The answer, in our view, is that CMOs employ a clear two-step empirical demonstration, (1) showing that firms like theirs, and/or firms which operate in the industry in which their firm operates, do cut marketing spending under analysts’ pressure (as we have established in H1) and (2) showing the value of commitment to marketing spending under analysts’ pressure, for the purpose of achieving better financial or stock market performance (as we have established in H2). Our analysis of firm- and industry-based moderator variables reveals that the commitment result is driven by lower market share firms and high R&D and growth industries. One potential explanation is that high R&D and growth industries are associated with frequent innovations which require customers be informed frequently, resulting in the importance of commitment to marketing spending. Another potential explanation is that lower market share firms have built less brand assets relative to top four market share firms, hence commitment to marketing spending under analysts’ pressure is more important for the positive financial performance of lower market share firms. Another staffing solution is a CEO with a background in marketing. However, the number of CEOs with marketing backgrounds has decreased (Verhoef and Leeflang 2009). Consequently, the two-step empirical demonstration remains a key priority for the CMO or the top marketing executive in the firm. Finally, what if CEOs and CFOs continue to cut marketing spending under analysts’ pressure despite demonstration of the value of commitment to marketing spending under analysts’ pressure? In such firms, the boards of directors will need to provide the correct advice for dealing with analysts’ pressures, and compensation committees will need to develop longer-term incentives for top executives (e.g., increasing the equity to bonus ratio), so that top executives under analysts’ pressures do not cut marketing spending in the short term, a decision which is counter-productive for firms’ longer-term financial performance.

Future research

It would be interesting for future research to focus on the following issues. First, our original analysis of H1, i.e., the effect of analysts’ pressure on marketing spending, considers the entire continuum of analysts’ pressure, i.e., when it is positive and negative. Future research can conduct separate analyses for positive and negative analysts’ pressures. Second, it would be useful to conduct a qualitative and quantitative study to investigate the mechanism through which firms withstand the pressure and improve long-term performance.

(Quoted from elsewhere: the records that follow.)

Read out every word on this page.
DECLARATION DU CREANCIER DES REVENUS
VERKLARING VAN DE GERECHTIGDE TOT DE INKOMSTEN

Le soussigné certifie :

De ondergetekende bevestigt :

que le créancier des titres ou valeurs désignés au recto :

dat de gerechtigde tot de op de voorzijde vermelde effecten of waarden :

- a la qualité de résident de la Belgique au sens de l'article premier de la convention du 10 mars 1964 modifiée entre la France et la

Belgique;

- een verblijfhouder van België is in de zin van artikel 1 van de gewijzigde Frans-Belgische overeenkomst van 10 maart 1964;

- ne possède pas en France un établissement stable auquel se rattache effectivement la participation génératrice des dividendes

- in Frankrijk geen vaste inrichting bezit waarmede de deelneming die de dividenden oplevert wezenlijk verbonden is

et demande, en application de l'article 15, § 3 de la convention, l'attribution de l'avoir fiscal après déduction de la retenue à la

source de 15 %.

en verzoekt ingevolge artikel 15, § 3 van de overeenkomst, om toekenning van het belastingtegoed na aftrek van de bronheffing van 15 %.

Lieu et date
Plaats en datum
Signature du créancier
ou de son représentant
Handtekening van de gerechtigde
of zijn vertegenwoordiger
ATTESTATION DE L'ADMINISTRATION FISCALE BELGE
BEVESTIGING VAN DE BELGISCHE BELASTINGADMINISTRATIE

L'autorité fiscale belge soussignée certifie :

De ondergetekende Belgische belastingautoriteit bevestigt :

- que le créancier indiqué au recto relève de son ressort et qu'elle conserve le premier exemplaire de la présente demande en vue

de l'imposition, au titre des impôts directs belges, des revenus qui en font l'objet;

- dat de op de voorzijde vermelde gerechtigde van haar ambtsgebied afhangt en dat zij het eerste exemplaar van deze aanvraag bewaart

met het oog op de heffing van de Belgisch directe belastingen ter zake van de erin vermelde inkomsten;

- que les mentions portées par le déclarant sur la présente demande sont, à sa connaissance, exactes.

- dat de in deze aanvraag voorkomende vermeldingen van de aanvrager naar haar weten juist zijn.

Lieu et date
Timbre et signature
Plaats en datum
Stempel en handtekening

Third, while we employed the Hausman-Wu endogeneity test to determine whether marketing commitment is independent from remaining contemporaneous errors, future research can investigate whether there are potential endogeneity concerns resulting from the CEO’s background, the presence of a CMO, or compensation. Fourth, there are studies showing that some analysts (e.g., star analysts) may have a more salient impact on firm stock performance (e.g., Loh and Stulz 2009). However, to the best of our knowledge, I/B/E/S has stopped providing the identities of individual analyst forecast data, most likely because revelation of identity could cause legal risks for analysts. Consequently, while differences in analysts and their impact on firm decisions is an interesting question to consider, it is not feasible, because of data reasons, to examine the influence of specific individual analysts on firm decisions. Perhaps future research can investigate the differences between star and other analysts, and the herding and optimism biases noted in the introduction of this article based on a survey. We hope others will investigate these issues in order to build on our work in academic and commercial settings.